12 November 2008

New York, New York

Twelve days ago I went to New York for the first time. I didn't visit for the sake of the city at all - hell, I wish it didn't exist - oh, let's just say it separates me from someone, someone who's pretending for the moment that the City isn't the one true place to be. Nevertheless, this is enough of a someone that I would consider leaving my beloved City for his - so while I was there (and because I lack the money, and because I'm an anthropologist not a lousy tourist!) I was thinking about how NY operates as a place to live. A few comments on its urban space and architecture, to begin with:

The Bowery was one of the streets I liked the most, even as gentrification starts to go too far. (The less said about the hotel these days the better.) It let me take a satisfyingly evocative (cliched) photo, and still seemed to carry a few ghosts.

The Bowery hosts the New Museum of Contemporary Art, one of the very few bits of proper, committed new architecture I found in the city. (I didn't go even as north as Midtown, though, so I accept I may have missed a bit! Then again, no-one was trying to convince me that the Upper East Side was a happening place to see...) The rainbow 'Hell Yes' on its side didn't exactly 'fit' as such, but the building had a scale and a rhythm that worked well. I liked its texture, I liked its balanced imbalance, and it proided a fitting space for its gallery purpose.

One of the other rare bits of serious new architecture I saw in NY was Tschumi's Blue Building on the Lower East Side - I failed to get a decent picture, but thankfully the New York Times did. Apparently, "its contorted form has a hypnotic appeal that is firmly rooted in the gritty disorder of its surroundings." No no no! It's just a bog-standard tower block that happens to be wonky. It's a monolith of glass and steel that doesn't speak to any grittiness or disorder; it seeks to be a singular landmark rather than dispersed or multiple; it's blocky, aggressive, still fucking phallic. This longer review is more astute when it observes that the asymmetric form is all about maximising the square footage, i.e. capital-with-a-capital-C. If I gave a shit about the Lower East Side, perhaps I'd cry.

Oddly enough for America, New York's best buildings were its old ones, with their fragile rusty balconies and sense of speaking in harmony with their neighbours. I was surprised to find that the city had a facility for elegant decay, something I associate strongly with Mediterranean cities and perhaps Latin America. Paint peeled, graffiti layered on top of posters, the sidewalk fallen apart fit to break a leg... Unexpected, but quite beautiful in its anti-statist way. Sea air helps, too, I suppose. I'd thought Coney Island might have this quality but instead it was sadder than that, surrounded by housing estates and derelict land, an illustration of New York's segregation and deelopment rows. Shame. (Fucking enormous seagulls, too.)

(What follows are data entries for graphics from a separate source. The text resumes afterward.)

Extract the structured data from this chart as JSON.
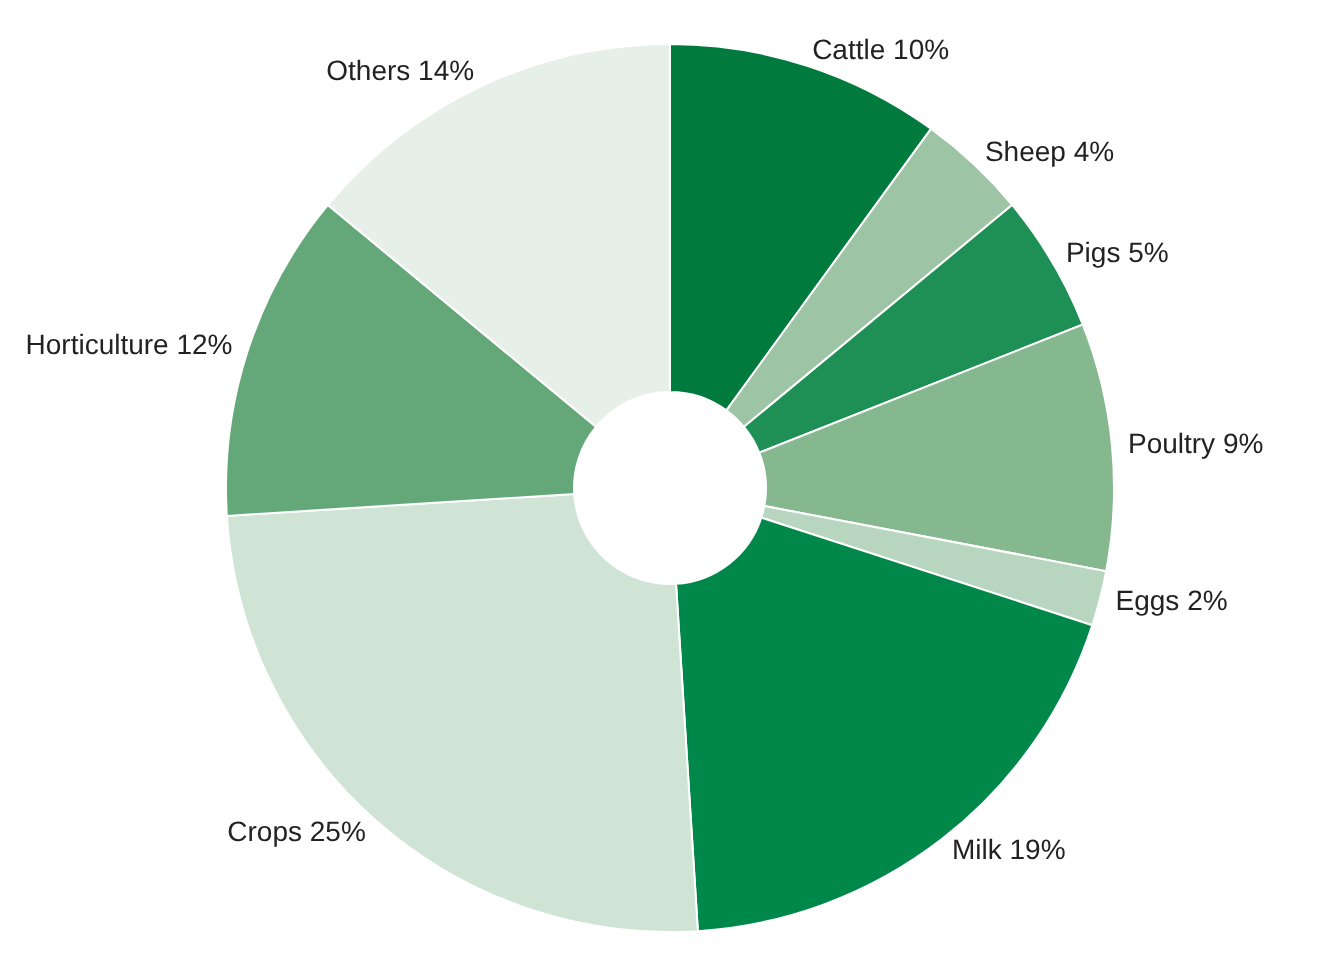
{
  "chart_data": {
    "type": "donut",
    "categories": [
      "Cattle",
      "Sheep",
      "Pigs",
      "Poultry",
      "Eggs",
      "Milk",
      "Crops",
      "Horticulture",
      "Others"
    ],
    "values": [
      10,
      4,
      5,
      9,
      2,
      19,
      25,
      12,
      14
    ],
    "value_labels": [
      "10%",
      "4%",
      "5%",
      "9%",
      "2%",
      "19%",
      "25%",
      "12%",
      "14%"
    ],
    "colors": [
      "#007a3d",
      "#9dc5a5",
      "#1e8f55",
      "#86b890",
      "#b8d5c0",
      "#00874a",
      "#d0e4d6",
      "#64a87a",
      "#e6f0e8"
    ]
  }
}
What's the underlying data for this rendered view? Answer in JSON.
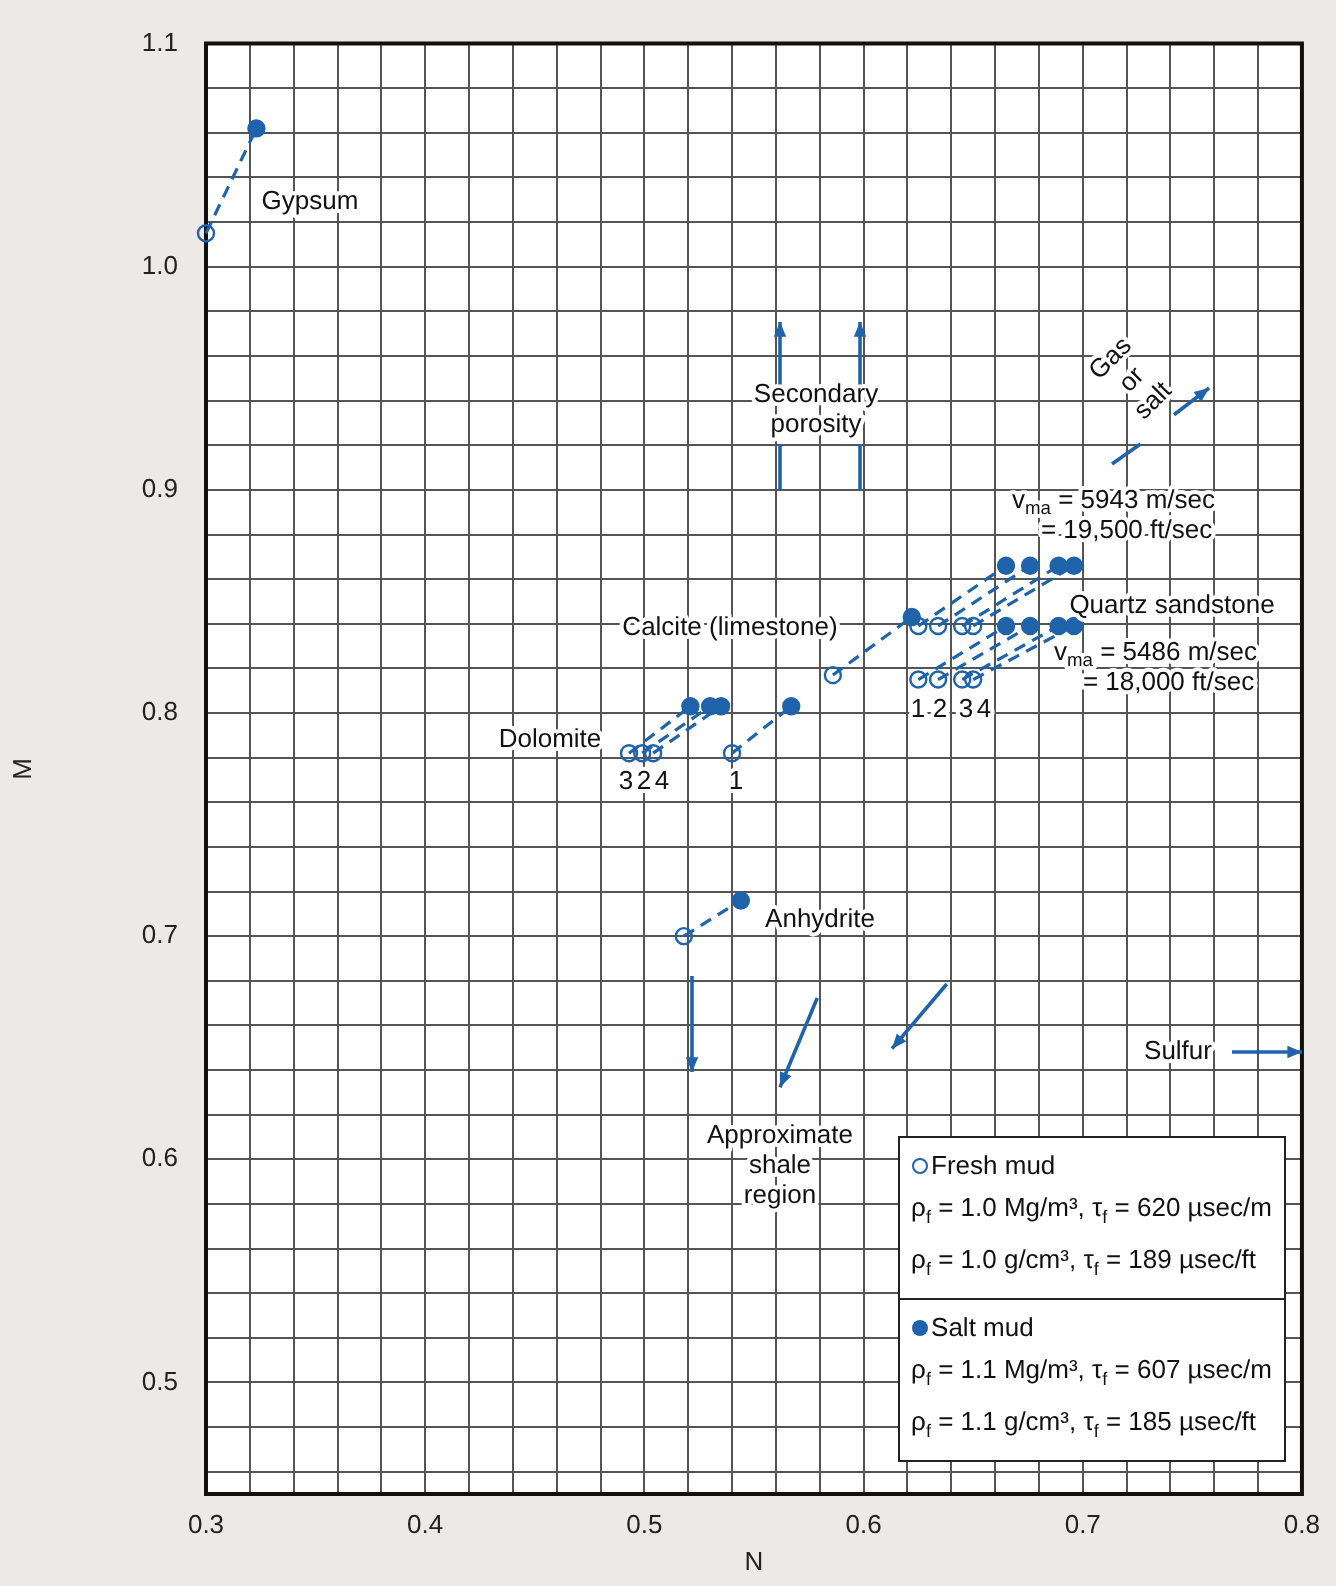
{
  "chart_data": {
    "type": "scatter",
    "xlabel": "N",
    "ylabel": "M",
    "xlim": [
      0.3,
      0.8
    ],
    "ylim": [
      0.45,
      1.1
    ],
    "xticks": [
      0.3,
      {
        "value": 0.32,
        "label": null
      },
      {
        "value": 0.34,
        "label": null
      },
      {
        "value": 0.36,
        "label": null
      },
      {
        "value": 0.38,
        "label": null
      },
      0.4,
      {
        "value": 0.42,
        "label": null
      },
      {
        "value": 0.44,
        "label": null
      },
      {
        "value": 0.46,
        "label": null
      },
      {
        "value": 0.48,
        "label": null
      },
      0.5,
      {
        "value": 0.52,
        "label": null
      },
      {
        "value": 0.54,
        "label": null
      },
      {
        "value": 0.56,
        "label": null
      },
      {
        "value": 0.58,
        "label": null
      },
      0.6,
      {
        "value": 0.62,
        "label": null
      },
      {
        "value": 0.64,
        "label": null
      },
      {
        "value": 0.66,
        "label": null
      },
      {
        "value": 0.68,
        "label": null
      },
      0.7,
      {
        "value": 0.72,
        "label": null
      },
      {
        "value": 0.74,
        "label": null
      },
      {
        "value": 0.76,
        "label": null
      },
      {
        "value": 0.78,
        "label": null
      },
      0.8
    ],
    "yticks": [
      {
        "value": 0.46,
        "label": null
      },
      {
        "value": 0.48,
        "label": null
      },
      0.5,
      {
        "value": 0.52,
        "label": null
      },
      {
        "value": 0.54,
        "label": null
      },
      {
        "value": 0.56,
        "label": null
      },
      {
        "value": 0.58,
        "label": null
      },
      0.6,
      {
        "value": 0.62,
        "label": null
      },
      {
        "value": 0.64,
        "label": null
      },
      {
        "value": 0.66,
        "label": null
      },
      {
        "value": 0.68,
        "label": null
      },
      0.7,
      {
        "value": 0.72,
        "label": null
      },
      {
        "value": 0.74,
        "label": null
      },
      {
        "value": 0.76,
        "label": null
      },
      {
        "value": 0.78,
        "label": null
      },
      0.8,
      {
        "value": 0.82,
        "label": null
      },
      {
        "value": 0.84,
        "label": null
      },
      {
        "value": 0.86,
        "label": null
      },
      {
        "value": 0.88,
        "label": null
      },
      0.9,
      {
        "value": 0.92,
        "label": null
      },
      {
        "value": 0.94,
        "label": null
      },
      {
        "value": 0.96,
        "label": null
      },
      {
        "value": 0.98,
        "label": null
      },
      {
        "value": 1.0,
        "label": "1.0"
      },
      {
        "value": 1.02,
        "label": null
      },
      {
        "value": 1.04,
        "label": null
      },
      {
        "value": 1.06,
        "label": null
      },
      {
        "value": 1.08,
        "label": null
      },
      1.1
    ],
    "grid": true,
    "legend": "bottom right",
    "line_style": "dashed",
    "marker": "circle",
    "series": [
      {
        "type": "line",
        "color": "#1f63aa",
        "marker": "none",
        "x": [
          0.3,
          0.323
        ],
        "values": [
          1.015,
          1.062
        ]
      },
      {
        "type": "line",
        "color": "#1f63aa",
        "marker": "none",
        "x": [
          0.493,
          0.521
        ],
        "values": [
          0.782,
          0.803
        ]
      },
      {
        "type": "line",
        "color": "#1f63aa",
        "marker": "none",
        "x": [
          0.499,
          0.53
        ],
        "values": [
          0.782,
          0.803
        ]
      },
      {
        "type": "line",
        "color": "#1f63aa",
        "marker": "none",
        "x": [
          0.504,
          0.535
        ],
        "values": [
          0.782,
          0.803
        ]
      },
      {
        "type": "line",
        "color": "#1f63aa",
        "marker": "none",
        "x": [
          0.54,
          0.567
        ],
        "values": [
          0.782,
          0.803
        ]
      },
      {
        "type": "line",
        "color": "#1f63aa",
        "marker": "none",
        "x": [
          0.586,
          0.622
        ],
        "values": [
          0.817,
          0.843
        ]
      },
      {
        "type": "line",
        "color": "#1f63aa",
        "marker": "none",
        "x": [
          0.625,
          0.665
        ],
        "values": [
          0.839,
          0.866
        ]
      },
      {
        "type": "line",
        "color": "#1f63aa",
        "marker": "none",
        "x": [
          0.634,
          0.676
        ],
        "values": [
          0.839,
          0.866
        ]
      },
      {
        "type": "line",
        "color": "#1f63aa",
        "marker": "none",
        "x": [
          0.645,
          0.689
        ],
        "values": [
          0.839,
          0.866
        ]
      },
      {
        "type": "line",
        "color": "#1f63aa",
        "marker": "none",
        "x": [
          0.65,
          0.696
        ],
        "values": [
          0.839,
          0.866
        ]
      },
      {
        "type": "line",
        "color": "#1f63aa",
        "marker": "none",
        "x": [
          0.625,
          0.665
        ],
        "values": [
          0.815,
          0.839
        ]
      },
      {
        "type": "line",
        "color": "#1f63aa",
        "marker": "none",
        "x": [
          0.634,
          0.676
        ],
        "values": [
          0.815,
          0.839
        ]
      },
      {
        "type": "line",
        "color": "#1f63aa",
        "marker": "none",
        "x": [
          0.645,
          0.689
        ],
        "values": [
          0.815,
          0.839
        ]
      },
      {
        "type": "line",
        "color": "#1f63aa",
        "marker": "none",
        "x": [
          0.65,
          0.696
        ],
        "values": [
          0.815,
          0.839
        ]
      },
      {
        "type": "line",
        "color": "#1f63aa",
        "marker": "none",
        "x": [
          0.518,
          0.544
        ],
        "values": [
          0.7,
          0.716
        ]
      },
      {
        "name": "Fresh mud",
        "color": "#1f63aa",
        "x": [
          0.3,
          0.493,
          0.499,
          0.504,
          0.54,
          0.586,
          0.625,
          0.634,
          0.645,
          0.65,
          0.625,
          0.634,
          0.645,
          0.65,
          0.518
        ],
        "values": [
          1.015,
          0.782,
          0.782,
          0.782,
          0.782,
          0.817,
          0.839,
          0.839,
          0.839,
          0.839,
          0.815,
          0.815,
          0.815,
          0.815,
          0.7
        ]
      },
      {
        "name": "Salt mud",
        "color": "#1f63aa",
        "x": [
          0.323,
          0.521,
          0.53,
          0.535,
          0.567,
          0.622,
          0.665,
          0.676,
          0.689,
          0.696,
          0.665,
          0.676,
          0.689,
          0.696,
          0.544
        ],
        "values": [
          1.062,
          0.803,
          0.803,
          0.803,
          0.803,
          0.843,
          0.866,
          0.866,
          0.866,
          0.866,
          0.839,
          0.839,
          0.839,
          0.839,
          0.716
        ]
      }
    ],
    "annotations": [
      "ρ$_{f}$ = 1.0 Mg/m³, τ$_{f}$ = 620 µsec/m",
      "ρ$_{f}$ = 1.0 g/cm³, τ$_{f}$ = 189 µsec/ft",
      "ρ$_{f}$ = 1.1 Mg/m³, τ$_{f}$ = 607 µsec/m",
      "ρ$_{f}$ = 1.1 g/cm³, τ$_{f}$ = 185 µsec/ft",
      "Gypsum",
      "Secondary\nporosity",
      "Gas\nor\nsalt",
      "v$_{ma}$ = 5943 m/sec\n    = 19,500 ft/sec",
      "Quartz sandstone",
      "v$_{ma}$ = 5486 m/sec\n    = 18,000 ft/sec",
      "Calcite (limestone)",
      "Dolomite",
      "Anhydrite",
      "Approximate\nshale\nregion",
      "Sulfur",
      "3",
      "2",
      "4",
      "1",
      "1",
      "2",
      "3",
      "4"
    ]
  }
}
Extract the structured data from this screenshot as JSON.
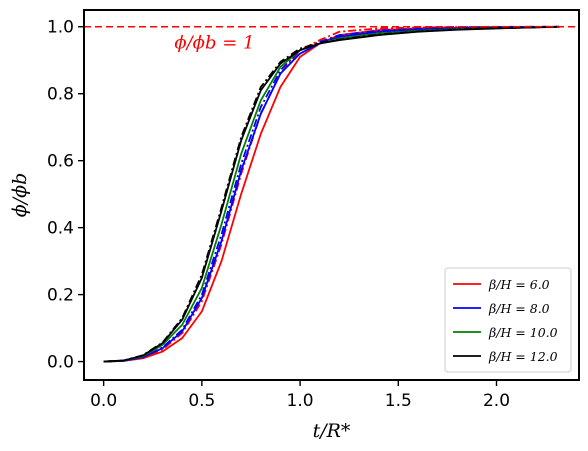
{
  "chart_data": {
    "type": "line",
    "title": "",
    "xlabel": "t/R*",
    "ylabel": "ϕ/ϕb",
    "xlim": [
      -0.1,
      2.42
    ],
    "ylim": [
      -0.055,
      1.05
    ],
    "xticks": [
      0.0,
      0.5,
      1.0,
      1.5,
      2.0
    ],
    "xtick_labels": [
      "0.0",
      "0.5",
      "1.0",
      "1.5",
      "2.0"
    ],
    "yticks": [
      0.0,
      0.2,
      0.4,
      0.6,
      0.8,
      1.0
    ],
    "ytick_labels": [
      "0.0",
      "0.2",
      "0.4",
      "0.6",
      "0.8",
      "1.0"
    ],
    "grid": false,
    "legend_position": "bottom-right",
    "reference_line": {
      "y": 1.0,
      "color": "#ff0000",
      "style": "dashed",
      "label": "ϕ/ϕb = 1"
    },
    "series": [
      {
        "name": "β/H = 6.0",
        "color": "#ff0000",
        "style": "solid",
        "in_legend": true,
        "x": [
          0,
          0.1,
          0.2,
          0.3,
          0.4,
          0.5,
          0.6,
          0.7,
          0.8,
          0.9,
          1.0,
          1.1,
          1.2,
          1.4,
          1.6,
          1.8,
          2.0,
          2.2,
          2.32
        ],
        "y": [
          0,
          0.002,
          0.01,
          0.03,
          0.07,
          0.15,
          0.3,
          0.5,
          0.68,
          0.82,
          0.91,
          0.95,
          0.975,
          0.99,
          0.995,
          0.997,
          0.998,
          0.999,
          1.0
        ]
      },
      {
        "name": "",
        "color": "#ff0000",
        "style": "dashdot",
        "in_legend": false,
        "x": [
          0,
          0.1,
          0.2,
          0.3,
          0.4,
          0.5,
          0.6,
          0.7,
          0.8,
          0.9,
          1.0,
          1.1,
          1.2,
          1.4,
          1.6,
          1.8,
          2.0,
          2.2,
          2.32
        ],
        "y": [
          0,
          0.002,
          0.012,
          0.036,
          0.085,
          0.18,
          0.35,
          0.56,
          0.74,
          0.86,
          0.93,
          0.96,
          0.985,
          0.995,
          0.998,
          0.999,
          1.0,
          1.0,
          1.0
        ]
      },
      {
        "name": "β/H = 8.0",
        "color": "#0000ff",
        "style": "solid",
        "in_legend": true,
        "x": [
          0,
          0.1,
          0.2,
          0.3,
          0.4,
          0.5,
          0.6,
          0.7,
          0.8,
          0.9,
          1.0,
          1.1,
          1.2,
          1.4,
          1.6,
          1.8,
          2.0,
          2.2,
          2.32
        ],
        "y": [
          0,
          0.002,
          0.013,
          0.04,
          0.09,
          0.19,
          0.36,
          0.57,
          0.74,
          0.86,
          0.92,
          0.95,
          0.97,
          0.985,
          0.992,
          0.995,
          0.998,
          0.999,
          1.0
        ]
      },
      {
        "name": "",
        "color": "#0000ff",
        "style": "dashdot",
        "in_legend": false,
        "x": [
          0,
          0.1,
          0.2,
          0.3,
          0.4,
          0.5,
          0.6,
          0.7,
          0.8,
          0.9,
          1.0,
          1.1,
          1.2,
          1.4,
          1.6,
          1.8,
          2.0,
          2.2,
          2.32
        ],
        "y": [
          0,
          0.002,
          0.014,
          0.042,
          0.095,
          0.2,
          0.38,
          0.59,
          0.76,
          0.87,
          0.93,
          0.955,
          0.975,
          0.988,
          0.994,
          0.997,
          0.999,
          1.0,
          1.0
        ]
      },
      {
        "name": "β/H = 10.0",
        "color": "#008000",
        "style": "solid",
        "in_legend": true,
        "x": [
          0,
          0.1,
          0.2,
          0.3,
          0.4,
          0.5,
          0.6,
          0.7,
          0.8,
          0.9,
          1.0,
          1.1,
          1.2,
          1.4,
          1.6,
          1.8,
          2.0,
          2.2,
          2.32
        ],
        "y": [
          0,
          0.003,
          0.016,
          0.05,
          0.11,
          0.22,
          0.41,
          0.62,
          0.78,
          0.88,
          0.93,
          0.95,
          0.965,
          0.98,
          0.988,
          0.993,
          0.996,
          0.998,
          1.0
        ]
      },
      {
        "name": "β/H = 12.0",
        "color": "#000000",
        "style": "solid",
        "in_legend": true,
        "x": [
          0,
          0.1,
          0.2,
          0.3,
          0.4,
          0.5,
          0.6,
          0.7,
          0.8,
          0.9,
          1.0,
          1.1,
          1.2,
          1.4,
          1.6,
          1.8,
          2.0,
          2.2,
          2.32
        ],
        "y": [
          0,
          0.003,
          0.018,
          0.055,
          0.125,
          0.25,
          0.45,
          0.66,
          0.81,
          0.89,
          0.93,
          0.95,
          0.96,
          0.975,
          0.985,
          0.991,
          0.995,
          0.998,
          1.0
        ]
      },
      {
        "name": "",
        "color": "#000000",
        "style": "dashdot",
        "in_legend": false,
        "x": [
          0,
          0.1,
          0.2,
          0.3,
          0.4,
          0.5,
          0.6,
          0.7,
          0.8,
          0.9,
          1.0,
          1.1,
          1.2,
          1.4,
          1.6,
          1.8,
          2.0,
          2.2,
          2.32
        ],
        "y": [
          0,
          0.003,
          0.019,
          0.057,
          0.13,
          0.26,
          0.46,
          0.67,
          0.82,
          0.895,
          0.935,
          0.952,
          0.962,
          0.977,
          0.986,
          0.992,
          0.996,
          0.998,
          1.0
        ]
      }
    ]
  }
}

Further commentary in another post regarding the 'suburbanisation' of New York and other suggestions as to why I didn't feel it was somewhere that worked very well. But as a teaser, I like this comment by Rocco Landesman, a Broadway producer:

But I think there has been a delibidinization of our city, I really do. ...In terms of public planning there’s been a kind of prudishness, a kind of social and political correctness that’s gone on.

Sex and the City, now there you go - and now that's such a topic for this blog, too!